A Igreja investe em educação. A Igreja acredita que tanto o aprendizado secular quanto o espiritual são eternos e investe recursos significativos em educação. O programa Seminários e Institutos da Igreja fornece instrução religiosa diariamente a mais de 400 mil estudantes de Ensino Médio e 300 mil estudantes universitários todos os anos. A Igreja fornece oportunidades de estudo superior em todo o mundo por meio do programa PathwayConnect, que prepara o caminho para o diploma universitário para estudantes com oportunidades ou recursos limitados. E a Igreja opera universidades e uma faculdade de economia, atendendo a um total de 93 mil alunos.
“O fato de que a Igreja de Jesus Cristo tem sido capaz de manter o funcionamento de capelas, templos, institutos educacionais e o trabalho missionário — além de também criar uma reserva de recursos para os dias difíceis que sempre vêm — é um modelo que deveria ser celebrado e copiado por governos e outras instituições em todo o mundo”, escreveu o autor de um editorial.

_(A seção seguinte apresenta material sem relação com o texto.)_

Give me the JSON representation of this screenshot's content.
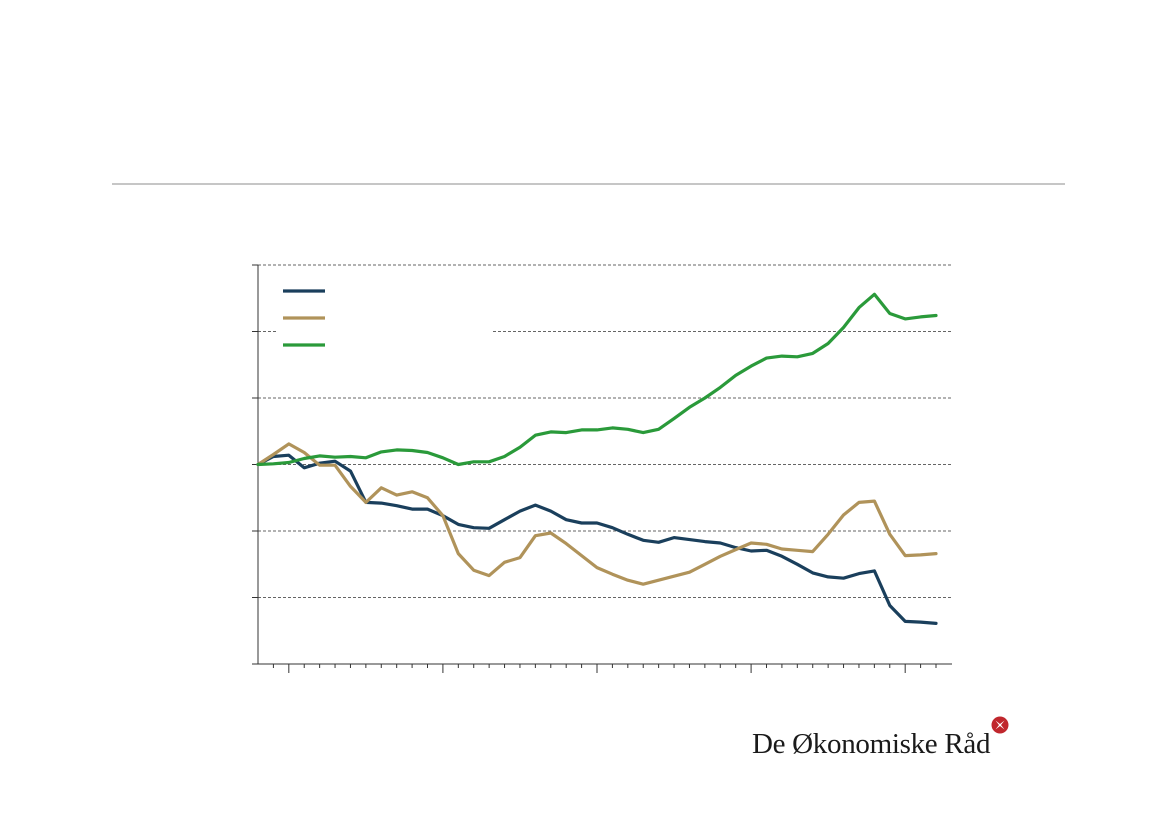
{
  "branding": {
    "logo_text": "De Økonomiske Råd",
    "logo_mark": "rosette-icon",
    "logo_color": "#c0272d"
  },
  "chart_data": {
    "type": "line",
    "title": "",
    "xlabel": "",
    "ylabel": "",
    "grid": "horizontal dashed",
    "legend": "top-left",
    "x": [
      0,
      1,
      2,
      3,
      4,
      5,
      6,
      7,
      8,
      9,
      10,
      11,
      12,
      13,
      14,
      15,
      16,
      17,
      18,
      19,
      20,
      21,
      22,
      23,
      24,
      25,
      26,
      27,
      28,
      29,
      30,
      31,
      32,
      33,
      34,
      35,
      36,
      37,
      38,
      39,
      40,
      41,
      42,
      43,
      44
    ],
    "ylim": [
      0,
      6
    ],
    "series": [
      {
        "name": "",
        "color": "#1a3f5c",
        "values": [
          3.0,
          3.12,
          3.14,
          2.95,
          3.02,
          3.05,
          2.9,
          2.43,
          2.42,
          2.38,
          2.33,
          2.33,
          2.23,
          2.1,
          2.05,
          2.04,
          2.17,
          2.3,
          2.39,
          2.3,
          2.17,
          2.12,
          2.12,
          2.05,
          1.95,
          1.86,
          1.83,
          1.9,
          1.87,
          1.84,
          1.82,
          1.75,
          1.7,
          1.71,
          1.62,
          1.5,
          1.37,
          1.31,
          1.29,
          1.36,
          1.4,
          0.88,
          0.64,
          0.63,
          0.61
        ]
      },
      {
        "name": "",
        "color": "#b0935a",
        "values": [
          3.0,
          3.15,
          3.31,
          3.18,
          2.99,
          2.99,
          2.67,
          2.43,
          2.65,
          2.54,
          2.59,
          2.5,
          2.23,
          1.66,
          1.41,
          1.33,
          1.53,
          1.6,
          1.93,
          1.97,
          1.81,
          1.63,
          1.45,
          1.35,
          1.26,
          1.2,
          1.26,
          1.32,
          1.38,
          1.5,
          1.62,
          1.72,
          1.82,
          1.8,
          1.73,
          1.71,
          1.69,
          1.95,
          2.24,
          2.43,
          2.45,
          1.95,
          1.63,
          1.64,
          1.66
        ]
      },
      {
        "name": "",
        "color": "#2a9a3a",
        "values": [
          3.0,
          3.01,
          3.03,
          3.09,
          3.13,
          3.11,
          3.12,
          3.1,
          3.19,
          3.22,
          3.21,
          3.18,
          3.1,
          3.0,
          3.04,
          3.04,
          3.12,
          3.26,
          3.44,
          3.49,
          3.48,
          3.52,
          3.52,
          3.55,
          3.53,
          3.48,
          3.53,
          3.69,
          3.86,
          4.0,
          4.16,
          4.34,
          4.48,
          4.6,
          4.63,
          4.62,
          4.67,
          4.82,
          5.06,
          5.36,
          5.56,
          5.27,
          5.19,
          5.22,
          5.24
        ]
      }
    ]
  }
}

A Igreja segue os mesmos princípios financeiros sólidos que ensina a seus membros. Ela evita as dívidas, vive dentro de seu orçamento e se prepara para o futuro. Não é de se admirar que o Wall Street Journal tenha recentemente elogiado a economia do Estado de Utah, em parte devido à “cultura predominantemente [santo dos últimos dias] que incentiva a prática de virtudes impopulares como frugalidade, gratificação adiada e famílias estáveis”.
D. Michael Quinn, acadêmico que publicou um histórico de 600 páginas sobre as finanças da Igreja em 2017, resumiu suas descobertas como “uma história que grandemente promove a fé”. Falando ao repórter de um jornal, ele disse que se os santos dos últimos dias conseguissem ter a visão global, eles “suspirariam de alívio e veriam que a Igreja é um empreendimento sem fins lucrativos”.

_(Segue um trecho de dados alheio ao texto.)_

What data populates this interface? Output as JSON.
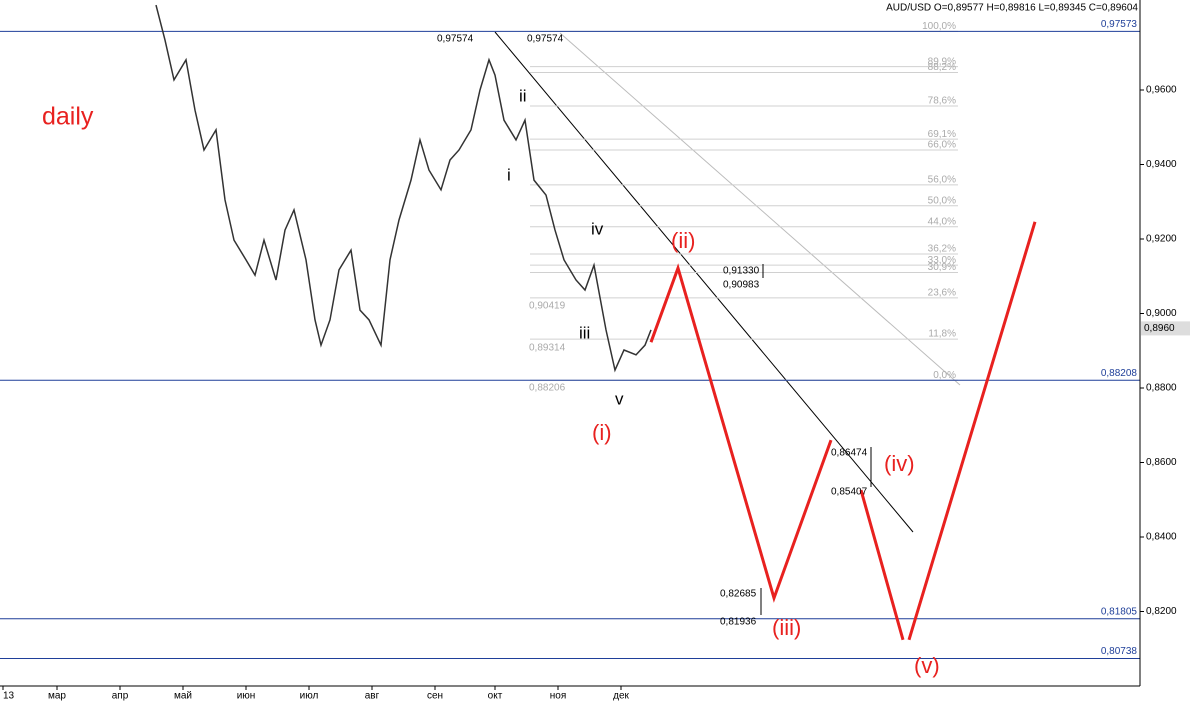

“Sim, a Igreja economiza e investe o que sobra”, afirma um comentarista do Deseret News, “mas ela também ajuda muito a reduzir a dívida dos estudantes universitários, doa aos pobres a despeito de seus antecedentes e apoia um dos maiores programas de bem-estar não governamentais no país. E, mais importante, ela faz tudo isso sem enriquecer os que estão no topo”.
O dinheiro sagrado doado pelos membros de A Igreja de Jesus Cristo dos Santos dos Últimos Dias é uma expressão de sua fé, devoção e obediência à lei bíblica do dízimo e um desejo de edificar a Igreja de Cristo ao viverem os dois grandes mandamentos de amar a Deus e ao próximo.